Melanie Joy, Professorin für Psychologie und Soziologie, beschreibt in ihrem Buch "Warum wir Hunde lieben, Schweine essen und Kühe anziehen", was Empathie mit Veganismus zu tun hat: "Wenn wir für jemanden Zeugnis ablegen, dann handeln wir nicht nur als äußerer Beobachter, sondern wir stellen eine emotionale Verbindung zum inneren Erleben des anderen her. Wir versetzen uns in ihn hinein. Und mit diesem Akt der Empathie schließen wir die Lücke in unserem Bewusstsein: jene Lücke, die das Gewaltregime des Karnismus am Leben erhält." (Unter Karnismus versteht Joy eine Ideologie, wonach das Essen bestimmter Tiere als ethisch vertretbar und angemessen betrachtet wird). "Zeuge sein bedeutet, sowohl die Verbindung zur Wahrheit der karnistischen Praktiken herzustellen als auch die Verbindung zu unserer inneren Wahrheit, unserer Empathie."

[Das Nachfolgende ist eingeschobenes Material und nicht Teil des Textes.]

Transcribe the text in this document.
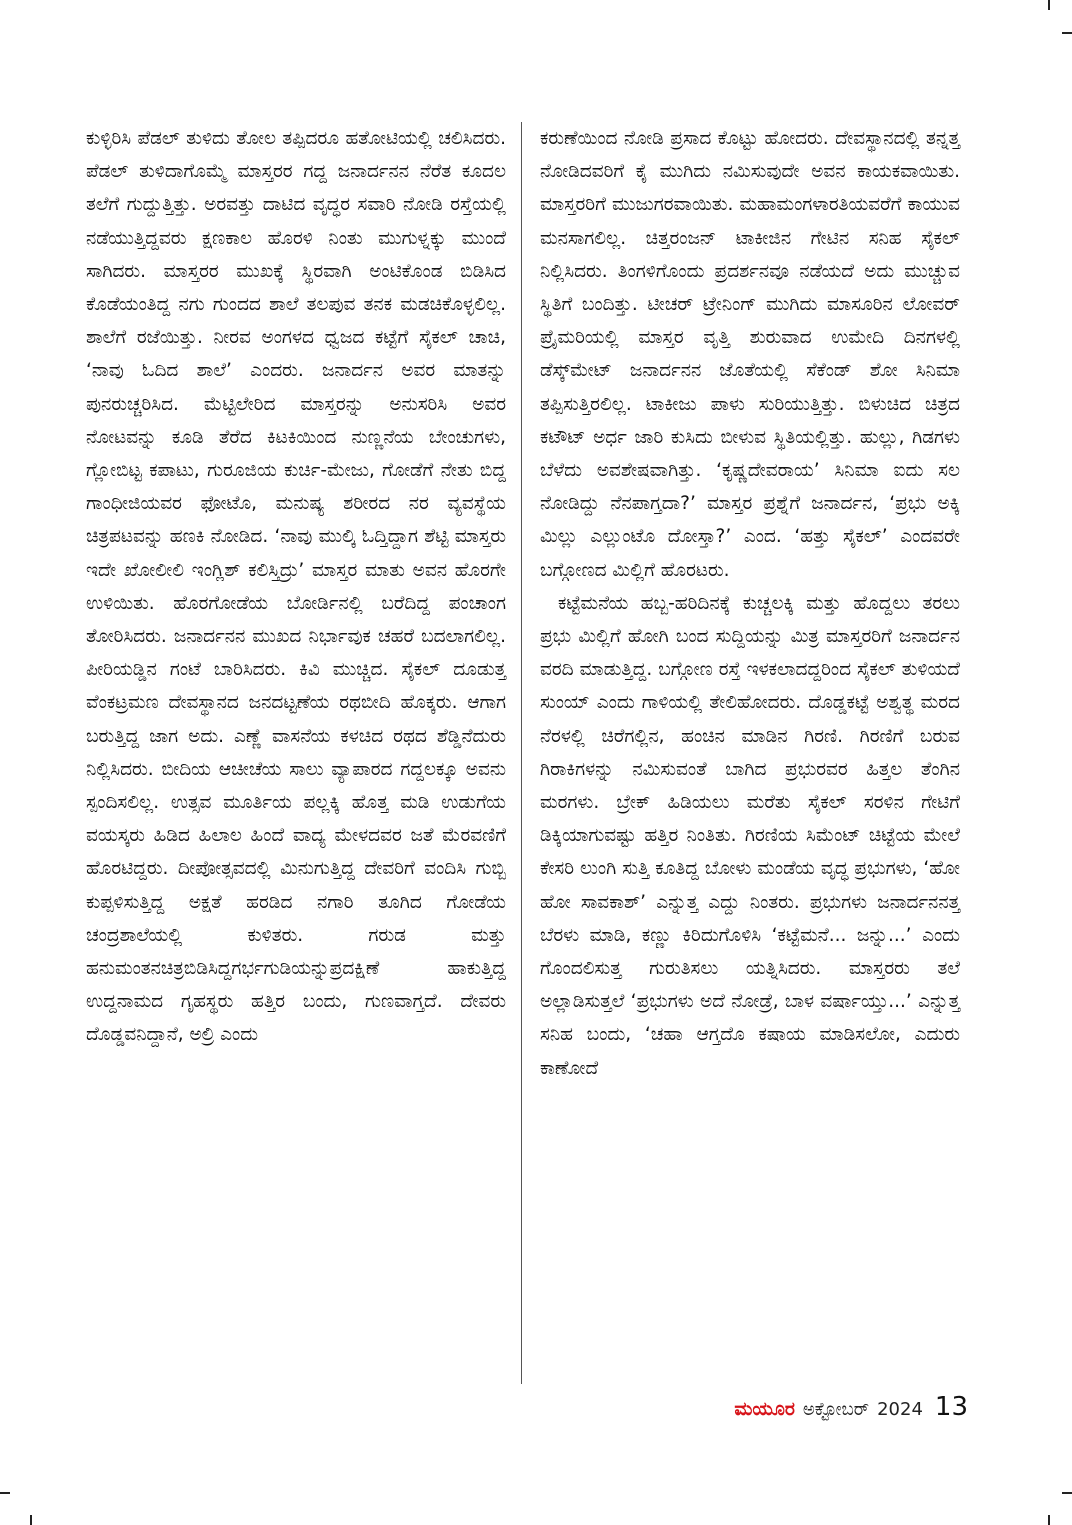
ಕುಳ್ಳಿರಿಸಿ ಪೆಡಲ್ ತುಳಿದು ತೋಲ ತಪ್ಪಿದರೂ ಹತೋಟಿಯಲ್ಲಿ ಚಲಿಸಿದರು. ಪೆಡಲ್ ತುಳಿದಾಗೊಮ್ಮೆ ಮಾಸ್ತರರ ಗದ್ದ ಜನಾರ್ದನನ ನೆರೆತ ಕೂದಲ ತಲೆಗೆ ಗುದ್ದುತ್ತಿತ್ತು. ಅರವತ್ತು ದಾಟಿದ ವೃದ್ಧರ ಸವಾರಿ ನೋಡಿ ರಸ್ತೆಯಲ್ಲಿ ನಡೆಯುತ್ತಿದ್ದವರು ಕ್ಷಣಕಾಲ ಹೊರಳಿ ನಿಂತು ಮುಗುಳ್ನಕ್ಕು ಮುಂದೆ ಸಾಗಿದರು. ಮಾಸ್ತರರ ಮುಖಕ್ಕೆ ಸ್ಥಿರವಾಗಿ ಅಂಟಿಕೊಂಡ ಬಿಡಿಸಿದ ಕೊಡೆಯಂತಿದ್ದ ನಗು ಗುಂದದ ಶಾಲೆ ತಲಪುವ ತನಕ ಮಡಚಿಕೊಳ್ಳಲಿಲ್ಲ. ಶಾಲೆಗೆ ರಜೆಯಿತ್ತು. ನೀರವ ಅಂಗಳದ ಧ್ವಜದ ಕಟ್ಟೆಗೆ ಸೈಕಲ್ ಚಾಚಿ, ‘ನಾವು ಓದಿದ ಶಾಲೆ’ ಎಂದರು. ಜನಾರ್ದನ ಅವರ ಮಾತನ್ನು ಪುನರುಚ್ಚರಿಸಿದ. ಮೆಟ್ಟಿಲೇರಿದ ಮಾಸ್ತರನ್ನು ಅನುಸರಿಸಿ ಅವರ ನೋಟವನ್ನು ಕೂಡಿ ತೆರೆದ ಕಿಟಕಿಯಿಂದ ನುಣ್ಣನೆಯ ಬೇಂಚುಗಳು, ಗ್ಲೋಬಿಟ್ಟ ಕಪಾಟು, ಗುರೂಜಿಯ ಕುರ್ಚಿ-ಮೇಜು, ಗೋಡೆಗೆ ನೇತು ಬಿದ್ದ ಗಾಂಧೀಜಿಯವರ ಫೋಟೊ, ಮನುಷ್ಯ ಶರೀರದ ನರ ವ್ಯವಸ್ಥೆಯ ಚಿತ್ರಪಟವನ್ನು ಹಣಕಿ ನೋಡಿದ. ‘ನಾವು ಮುಲ್ಕಿ ಓದ್ತಿದ್ದಾಗ ಶೆಟ್ಟಿ ಮಾಸ್ತರು ಇದೇ ಖೋಲೀಲಿ ಇಂಗ್ಲಿಶ್ ಕಲಿಸ್ತಿದ್ರು’ ಮಾಸ್ತರ ಮಾತು ಅವನ ಹೊರಗೇ ಉಳಿಯಿತು. ಹೊರಗೋಡೆಯ ಬೋರ್ಡಿನಲ್ಲಿ ಬರೆದಿದ್ದ ಪಂಚಾಂಗ ತೋರಿಸಿದರು. ಜನಾರ್ದನನ ಮುಖದ ನಿರ್ಭಾವುಕ ಚಹರೆ ಬದಲಾಗಲಿಲ್ಲ. ಪೀರಿಯಡ್ಡಿನ ಗಂಟೆ ಬಾರಿಸಿದರು. ಕಿವಿ ಮುಚ್ಚಿದ. ಸೈಕಲ್ ದೂಡುತ್ತ ವೆಂಕಟ್ರಮಣ ದೇವಸ್ಥಾನದ ಜನದಟ್ಟಣೆಯ ರಥಬೀದಿ ಹೊಕ್ಕರು. ಆಗಾಗ ಬರುತ್ತಿದ್ದ ಜಾಗ ಅದು. ಎಣ್ಣೆ ವಾಸನೆಯ ಕಳಚಿದ ರಥದ ಶೆಡ್ಡಿನೆದುರು ನಿಲ್ಲಿಸಿದರು. ಬೀದಿಯ ಆಚೀಚೆಯ ಸಾಲು ವ್ಯಾಪಾರದ ಗದ್ದಲಕ್ಕೂ ಅವನು ಸ್ಪಂದಿಸಲಿಲ್ಲ. ಉತ್ಸವ ಮೂರ್ತಿಯ ಪಲ್ಲಕ್ಕಿ ಹೊತ್ತ ಮಡಿ ಉಡುಗೆಯ ವಯಸ್ಕರು ಹಿಡಿದ ಹಿಲಾಲ ಹಿಂದೆ ವಾದ್ಯ ಮೇಳದವರ ಜತೆ ಮೆರವಣಿಗೆ ಹೊರಟಿದ್ದರು. ದೀಪೋತ್ಸವದಲ್ಲಿ ಮಿನುಗುತ್ತಿದ್ದ ದೇವರಿಗೆ ವಂದಿಸಿ ಗುಬ್ಬಿ ಕುಪ್ಪಳಿಸುತ್ತಿದ್ದ ಅಕ್ಷತೆ ಹರಡಿದ ನಗಾರಿ ತೂಗಿದ ಗೋಡೆಯ ಚಂದ್ರಶಾಲೆಯಲ್ಲಿ ಕುಳಿತರು. ಗರುಡ ಮತ್ತು ಹನುಮಂತನಚಿತ್ರಬಿಡಿಸಿದ್ದಗರ್ಭಗುಡಿಯನ್ನುಪ್ರದಕ್ಷಿಣೆ ಹಾಕುತ್ತಿದ್ದ ಉದ್ದನಾಮದ ಗೃಹಸ್ಥರು ಹತ್ತಿರ ಬಂದು, ಗುಣವಾಗ್ತದೆ. ದೇವರು ದೊಡ್ಡವನಿದ್ದಾನೆ, ಅಲ್ರಿ ಎಂದು

ಕರುಣೆಯಿಂದ ನೋಡಿ ಪ್ರಸಾದ ಕೊಟ್ಟು ಹೋದರು. ದೇವಸ್ಥಾನದಲ್ಲಿ ತನ್ನತ್ತ ನೋಡಿದವರಿಗೆ ಕೈ ಮುಗಿದು ನಮಿಸುವುದೇ ಅವನ ಕಾಯಕವಾಯಿತು. ಮಾಸ್ತರರಿಗೆ ಮುಜುಗರವಾಯಿತು. ಮಹಾಮಂಗಳಾರತಿಯವರೆಗೆ ಕಾಯುವ ಮನಸಾಗಲಿಲ್ಲ. ಚಿತ್ತರಂಜನ್ ಟಾಕೀಜಿನ ಗೇಟಿನ ಸನಿಹ ಸೈಕಲ್ ನಿಲ್ಲಿಸಿದರು. ತಿಂಗಳಿಗೊಂದು ಪ್ರದರ್ಶನವೂ ನಡೆಯದೆ ಅದು ಮುಚ್ಚುವ ಸ್ಥಿತಿಗೆ ಬಂದಿತ್ತು. ಟೀಚರ್ ಟ್ರೇನಿಂಗ್ ಮುಗಿದು ಮಾಸೂರಿನ ಲೋವರ್ ಪ್ರೈಮರಿಯಲ್ಲಿ ಮಾಸ್ತರ ವೃತ್ತಿ ಶುರುವಾದ ಉಮೇದಿ ದಿನಗಳಲ್ಲಿ ಡೆಸ್ಕ್‌ಮೇಟ್ ಜನಾರ್ದನನ ಜೊತೆಯಲ್ಲಿ ಸೆಕೆಂಡ್ ಶೋ ಸಿನಿಮಾ ತಪ್ಪಿಸುತ್ತಿರಲಿಲ್ಲ. ಟಾಕೀಜು ಪಾಳು ಸುರಿಯುತ್ತಿತ್ತು. ಬಿಳುಚಿದ ಚಿತ್ರದ ಕಟೌಟ್ ಅರ್ಧ ಜಾರಿ ಕುಸಿದು ಬೀಳುವ ಸ್ಥಿತಿಯಲ್ಲಿತ್ತು. ಹುಲ್ಲು, ಗಿಡಗಳು ಬೆಳೆದು ಅವಶೇಷವಾಗಿತ್ತು. ‘ಕೃಷ್ಣದೇವರಾಯ’ ಸಿನಿಮಾ ಐದು ಸಲ ನೋಡಿದ್ದು ನೆನಪಾಗ್ತದಾ?’ ಮಾಸ್ತರ ಪ್ರಶ್ನೆಗೆ ಜನಾರ್ದನ, ‘ಪ್ರಭು ಅಕ್ಕಿ ಮಿಲ್ಲು ಎಲ್ಲುಂಟೊ ದೋಸ್ತಾ?’ ಎಂದ. ‘ಹತ್ತು ಸೈಕಲ್’ ಎಂದವರೇ ಬಗ್ಗೋಣದ ಮಿಲ್ಲಿಗೆ ಹೊರಟರು.

ಕಟ್ಟೆಮನೆಯ ಹಬ್ಬ-ಹರಿದಿನಕ್ಕೆ ಕುಚ್ಚಲಕ್ಕಿ ಮತ್ತು ಹೊದ್ದಲು ತರಲು ಪ್ರಭು ಮಿಲ್ಲಿಗೆ ಹೋಗಿ ಬಂದ ಸುದ್ದಿಯನ್ನು ಮಿತ್ರ ಮಾಸ್ತರರಿಗೆ ಜನಾರ್ದನ ವರದಿ ಮಾಡುತ್ತಿದ್ದ. ಬಗ್ಗೋಣ ರಸ್ತೆ ಇಳಕಲಾದದ್ದರಿಂದ ಸೈಕಲ್ ತುಳಿಯದೆ ಸುಂಯ್ ಎಂದು ಗಾಳಿಯಲ್ಲಿ ತೇಲಿಹೋದರು. ದೊಡ್ಡಕಟ್ಟೆ ಅಶ್ವತ್ಥ ಮರದ ನೆರಳಲ್ಲಿ ಚಿರೆಗಲ್ಲಿನ, ಹಂಚಿನ ಮಾಡಿನ ಗಿರಣಿ. ಗಿರಣಿಗೆ ಬರುವ ಗಿರಾಕಿಗಳನ್ನು ನಮಿಸುವಂತೆ ಬಾಗಿದ ಪ್ರಭುರವರ ಹಿತ್ತಲ ತೆಂಗಿನ ಮರಗಳು. ಬ್ರೇಕ್ ಹಿಡಿಯಲು ಮರೆತು ಸೈಕಲ್ ಸರಳಿನ ಗೇಟಿಗೆ ಡಿಕ್ಕಿಯಾಗುವಷ್ಟು ಹತ್ತಿರ ನಿಂತಿತು. ಗಿರಣಿಯ ಸಿಮೆಂಟ್ ಚಿಟ್ಟೆಯ ಮೇಲೆ ಕೇಸರಿ ಲುಂಗಿ ಸುತ್ತಿ ಕೂತಿದ್ದ ಬೋಳು ಮಂಡೆಯ ವೃದ್ಧ ಪ್ರಭುಗಳು, ‘ಹೋ ಹೋ ಸಾವಕಾಶ್’ ಎನ್ನುತ್ತ ಎದ್ದು ನಿಂತರು. ಪ್ರಭುಗಳು ಜನಾರ್ದನನತ್ತ ಬೆರಳು ಮಾಡಿ, ಕಣ್ಣು ಕಿರಿದುಗೊಳಿಸಿ ‘ಕಟ್ಟೆಮನೆ... ಜನ್ನು...’ ಎಂದು ಗೊಂದಲಿಸುತ್ತ ಗುರುತಿಸಲು ಯತ್ನಿಸಿದರು. ಮಾಸ್ತರರು ತಲೆ ಅಲ್ಲಾಡಿಸುತ್ತಲೆ ‘ಪ್ರಭುಗಳು ಅದೆ ನೋಡ್ರೆ, ಬಾಳ ವರ್ಷಾಯ್ತು...’ ಎನ್ನುತ್ತ ಸನಿಹ ಬಂದು, ‘ಚಹಾ ಆಗ್ತದೊ ಕಷಾಯ ಮಾಡಿಸಲೋ, ಎದುರು ಕಾಣೋದೆ

ಮಯೂರ ಅಕ್ಟೋಬರ್ 2024 13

Sie weist zudem darauf hin, dass sich in der Forschung die Hinweise mehren würden, Empathie habe eine biologische Grundlage. Die Fähigkeit, sich in andere hineinzuversetzen sei somit angeboren. Wissenschaftliche Studien würden zeigen, dass unsere Spiegelneuronen unabhängig davon aktiv werden, ob wir selbst Ausführende oder nur Zeugen einer Handlung seien.
Was ein anderes Wesen empfindet, wüssten wir demnach nicht nur, weil wir versuchten, uns in seine Lage zu versetzen, sondern bis zu einem gewissen Grad auch deshalb, weil wir dasselbe empfinden würden. Es sei also normal, mit anderen mitzufühlen. Mit Menschen genauso wie mit Tieren. Oder wie mein Sohn aktuell sagen würde: Weil es Lebewesen sind.